Once the run is complete (which could take some time depending on your system and the number of programs from your repository that can be scanned by ControlFlag,) refer to the section below to understand scan output.

Mining patterns from a small repo and applying them to another small repo

In this test for C language programs, we will mine patterns from Glb-director project of GitHub and apply them to flag anomalies in GitHub's brubeck project.

Simply run below command:

cd quick_start && ./test1_c.sh

If everything goes well, you can see output from the scanner in test1_scan_output directory. Look for "Potential anomaly" label in it by grep "Potential anomaly" -C 5 \*.log, and you should see output like below:

thread_6.log-Level:TWO Expression:(parenthesized_expression (binary_expression ("==") (identifier) (non_terminal_expression))) found in training dataset:
Source file: brubeck/src/server.c:266:5:(s == sizeof(fdsi))
thread_6.log-Autocorrect search took 0.000 secs
thread_6.log:Potential anomaly
thread_6.log-Did you mean:(parenthesized_expression (binary_expression ("==") (identifier) (non_terminal_expression))) with editing cost:0 and occurrences: 1
thread_6.log-Did you mean:(parenthesized_expression (binary_expression ("==") (identifier) (null))) with editing cost:1 and occurrences: 25
thread_6.log-Did you mean:(parenthesized_expression (binary_expression ("==") (identifier) (identifier))) with editing cost:1 and occurrences: 5
thread_6.log-Did you mean:(parenthesized_expression (binary_expression (">=") (identifier) (non_terminal_expression))) with editing cost:1 and occurrences: 3
thread_6.log-Did you mean:(parenthesized_expression (binary_expression ("==") (non_terminal_expression) (non_terminal_expression))) with editing cost:1 and occurrences: 2

The anomaly is flagged for brubeck/src/server.c at line number 266.

Detailed steps

  1. Pattern Mining phase (if you want to generate training data yourself)

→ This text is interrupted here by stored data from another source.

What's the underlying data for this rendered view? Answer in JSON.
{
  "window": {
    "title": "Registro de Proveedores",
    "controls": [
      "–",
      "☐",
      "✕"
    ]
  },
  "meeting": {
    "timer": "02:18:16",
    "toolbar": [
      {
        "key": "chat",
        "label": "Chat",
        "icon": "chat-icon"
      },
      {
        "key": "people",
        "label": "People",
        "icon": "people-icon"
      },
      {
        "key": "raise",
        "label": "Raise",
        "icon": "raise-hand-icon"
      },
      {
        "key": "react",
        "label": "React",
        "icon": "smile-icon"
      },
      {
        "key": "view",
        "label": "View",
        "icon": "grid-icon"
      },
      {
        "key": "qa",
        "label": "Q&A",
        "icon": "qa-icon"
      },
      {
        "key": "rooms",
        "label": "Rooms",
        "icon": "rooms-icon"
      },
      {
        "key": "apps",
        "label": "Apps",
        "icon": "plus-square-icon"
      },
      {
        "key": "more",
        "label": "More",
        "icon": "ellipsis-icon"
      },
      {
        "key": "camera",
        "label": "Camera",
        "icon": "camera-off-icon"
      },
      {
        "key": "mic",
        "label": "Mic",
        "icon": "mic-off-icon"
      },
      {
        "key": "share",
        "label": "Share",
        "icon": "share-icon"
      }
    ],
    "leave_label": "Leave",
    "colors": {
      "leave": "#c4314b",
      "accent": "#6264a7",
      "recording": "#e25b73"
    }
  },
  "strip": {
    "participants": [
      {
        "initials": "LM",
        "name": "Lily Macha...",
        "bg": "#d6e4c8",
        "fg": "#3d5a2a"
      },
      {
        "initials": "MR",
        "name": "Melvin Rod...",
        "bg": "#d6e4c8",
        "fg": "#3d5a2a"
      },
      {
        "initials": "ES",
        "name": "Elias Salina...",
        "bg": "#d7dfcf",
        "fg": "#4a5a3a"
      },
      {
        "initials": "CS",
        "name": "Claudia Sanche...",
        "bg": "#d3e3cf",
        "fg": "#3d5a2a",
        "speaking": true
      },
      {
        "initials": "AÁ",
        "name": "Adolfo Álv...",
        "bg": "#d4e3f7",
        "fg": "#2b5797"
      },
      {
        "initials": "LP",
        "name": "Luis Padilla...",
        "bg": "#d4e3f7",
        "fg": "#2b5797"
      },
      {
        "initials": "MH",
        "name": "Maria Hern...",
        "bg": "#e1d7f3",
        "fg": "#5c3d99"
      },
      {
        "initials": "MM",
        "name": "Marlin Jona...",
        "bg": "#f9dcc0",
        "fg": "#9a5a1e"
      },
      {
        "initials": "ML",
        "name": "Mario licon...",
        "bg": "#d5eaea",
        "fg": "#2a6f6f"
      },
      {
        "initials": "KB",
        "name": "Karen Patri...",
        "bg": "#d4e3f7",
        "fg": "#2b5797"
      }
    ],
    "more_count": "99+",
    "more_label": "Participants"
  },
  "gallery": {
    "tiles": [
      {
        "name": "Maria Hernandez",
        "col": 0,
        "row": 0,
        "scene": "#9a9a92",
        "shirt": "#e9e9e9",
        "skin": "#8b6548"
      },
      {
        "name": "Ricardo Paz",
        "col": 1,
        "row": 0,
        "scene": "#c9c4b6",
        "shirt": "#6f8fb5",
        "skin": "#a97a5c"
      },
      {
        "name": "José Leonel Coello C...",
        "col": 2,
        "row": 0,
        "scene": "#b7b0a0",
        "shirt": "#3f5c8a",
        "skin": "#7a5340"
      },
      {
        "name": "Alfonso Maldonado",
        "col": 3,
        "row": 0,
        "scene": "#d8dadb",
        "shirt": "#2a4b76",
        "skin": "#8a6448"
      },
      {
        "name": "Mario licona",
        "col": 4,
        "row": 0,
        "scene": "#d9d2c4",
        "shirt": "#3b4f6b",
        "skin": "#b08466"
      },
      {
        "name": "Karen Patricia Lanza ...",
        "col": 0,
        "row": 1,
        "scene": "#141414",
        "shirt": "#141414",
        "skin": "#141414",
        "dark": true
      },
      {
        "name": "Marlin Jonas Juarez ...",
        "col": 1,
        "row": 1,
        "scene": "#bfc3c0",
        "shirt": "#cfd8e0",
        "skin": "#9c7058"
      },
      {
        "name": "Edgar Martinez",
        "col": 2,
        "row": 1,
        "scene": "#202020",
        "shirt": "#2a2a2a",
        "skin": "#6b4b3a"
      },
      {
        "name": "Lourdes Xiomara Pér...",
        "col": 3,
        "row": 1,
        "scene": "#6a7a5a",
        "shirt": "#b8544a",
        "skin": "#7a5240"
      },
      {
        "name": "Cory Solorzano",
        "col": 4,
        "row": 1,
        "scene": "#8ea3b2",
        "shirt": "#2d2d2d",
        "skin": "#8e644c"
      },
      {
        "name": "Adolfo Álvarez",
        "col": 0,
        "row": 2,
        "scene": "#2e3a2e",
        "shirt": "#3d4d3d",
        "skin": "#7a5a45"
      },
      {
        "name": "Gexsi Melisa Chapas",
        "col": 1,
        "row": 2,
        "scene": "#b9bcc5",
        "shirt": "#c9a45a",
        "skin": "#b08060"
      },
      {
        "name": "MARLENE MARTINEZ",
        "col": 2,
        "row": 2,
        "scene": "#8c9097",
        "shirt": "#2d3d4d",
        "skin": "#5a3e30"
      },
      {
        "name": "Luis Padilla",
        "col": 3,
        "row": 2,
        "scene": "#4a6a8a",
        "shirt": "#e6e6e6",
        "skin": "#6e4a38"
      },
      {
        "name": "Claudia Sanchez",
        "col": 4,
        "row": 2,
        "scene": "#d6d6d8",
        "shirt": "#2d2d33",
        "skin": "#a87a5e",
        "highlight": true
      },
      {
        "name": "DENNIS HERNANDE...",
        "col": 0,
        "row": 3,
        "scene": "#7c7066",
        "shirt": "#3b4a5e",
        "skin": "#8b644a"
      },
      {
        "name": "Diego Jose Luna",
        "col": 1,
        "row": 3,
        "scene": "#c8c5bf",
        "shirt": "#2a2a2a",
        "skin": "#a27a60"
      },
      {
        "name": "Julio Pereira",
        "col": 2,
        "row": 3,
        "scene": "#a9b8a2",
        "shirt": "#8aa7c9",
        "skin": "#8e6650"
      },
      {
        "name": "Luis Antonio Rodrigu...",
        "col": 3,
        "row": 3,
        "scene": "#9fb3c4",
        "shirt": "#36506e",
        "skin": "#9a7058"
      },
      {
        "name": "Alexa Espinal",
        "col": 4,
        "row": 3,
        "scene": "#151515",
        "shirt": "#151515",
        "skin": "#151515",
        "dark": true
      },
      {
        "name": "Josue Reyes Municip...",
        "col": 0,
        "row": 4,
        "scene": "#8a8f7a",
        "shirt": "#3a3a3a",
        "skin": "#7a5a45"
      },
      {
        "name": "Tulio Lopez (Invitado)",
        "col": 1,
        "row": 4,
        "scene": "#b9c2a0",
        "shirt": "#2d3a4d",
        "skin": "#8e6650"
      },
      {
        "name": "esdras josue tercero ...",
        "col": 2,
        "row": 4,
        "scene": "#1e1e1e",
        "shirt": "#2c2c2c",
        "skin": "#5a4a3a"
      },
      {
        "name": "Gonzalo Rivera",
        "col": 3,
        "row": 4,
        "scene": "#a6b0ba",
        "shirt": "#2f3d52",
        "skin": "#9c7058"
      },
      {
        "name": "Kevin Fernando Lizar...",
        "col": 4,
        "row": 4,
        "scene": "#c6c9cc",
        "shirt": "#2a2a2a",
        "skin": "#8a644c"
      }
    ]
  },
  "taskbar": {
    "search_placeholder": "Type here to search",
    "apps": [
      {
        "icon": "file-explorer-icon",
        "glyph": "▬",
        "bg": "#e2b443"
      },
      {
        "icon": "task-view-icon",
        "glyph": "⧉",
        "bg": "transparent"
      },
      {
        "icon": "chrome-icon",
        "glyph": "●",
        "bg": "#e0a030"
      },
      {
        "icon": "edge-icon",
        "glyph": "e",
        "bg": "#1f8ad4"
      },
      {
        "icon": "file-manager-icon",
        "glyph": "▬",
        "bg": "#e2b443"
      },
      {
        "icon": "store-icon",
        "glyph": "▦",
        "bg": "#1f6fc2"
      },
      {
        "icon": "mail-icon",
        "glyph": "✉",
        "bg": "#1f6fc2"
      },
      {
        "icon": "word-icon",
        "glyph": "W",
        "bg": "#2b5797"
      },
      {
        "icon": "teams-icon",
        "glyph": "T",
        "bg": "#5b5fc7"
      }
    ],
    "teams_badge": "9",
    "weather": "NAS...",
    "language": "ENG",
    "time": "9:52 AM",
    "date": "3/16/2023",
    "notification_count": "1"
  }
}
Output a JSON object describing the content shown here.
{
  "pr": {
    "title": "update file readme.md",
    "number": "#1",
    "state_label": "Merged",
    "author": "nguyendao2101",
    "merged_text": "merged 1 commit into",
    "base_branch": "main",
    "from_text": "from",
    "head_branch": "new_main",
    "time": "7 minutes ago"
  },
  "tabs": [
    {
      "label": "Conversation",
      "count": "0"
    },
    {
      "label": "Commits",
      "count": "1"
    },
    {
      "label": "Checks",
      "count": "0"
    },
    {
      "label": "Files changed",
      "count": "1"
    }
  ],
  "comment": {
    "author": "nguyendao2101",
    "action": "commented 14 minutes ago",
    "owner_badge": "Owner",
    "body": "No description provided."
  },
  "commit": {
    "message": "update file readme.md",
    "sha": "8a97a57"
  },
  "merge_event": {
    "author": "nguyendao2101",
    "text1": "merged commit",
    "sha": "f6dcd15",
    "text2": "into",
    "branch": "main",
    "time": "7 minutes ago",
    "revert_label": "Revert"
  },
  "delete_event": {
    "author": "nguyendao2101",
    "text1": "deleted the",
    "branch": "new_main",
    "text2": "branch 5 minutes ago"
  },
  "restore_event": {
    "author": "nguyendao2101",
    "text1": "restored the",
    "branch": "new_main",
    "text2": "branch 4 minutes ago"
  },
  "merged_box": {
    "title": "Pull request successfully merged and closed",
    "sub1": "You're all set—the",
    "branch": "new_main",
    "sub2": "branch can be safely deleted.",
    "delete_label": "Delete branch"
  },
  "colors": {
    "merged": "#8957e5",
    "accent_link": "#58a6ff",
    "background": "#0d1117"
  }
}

If you do not want to generate training data yourself, go to Evaluation step below.

In this phase, we mine the idiosyncratic patterns that appear in the control structures of high-level language such as C. This PoC mines patterns from if statements that appear in C programs.

If you want to use your own repository for mining patterns, jump to Step 1.2.

1.1 Downloading GitHub repos for C language having more than 100 stars

Steps below show how to download GitHub repos for C language that have more than 100 stars (c100.txt) and generate training data. training_repo_dir is a directory where the command below will clone all the repos.

$ cd github
$ python download_repos.py -f c100.txt -o <training_repo_dir> -m clone -p 5

1.2 Mining patterns from downloaded repositories

You can use your own repository to mine for expressions by passing it in place of .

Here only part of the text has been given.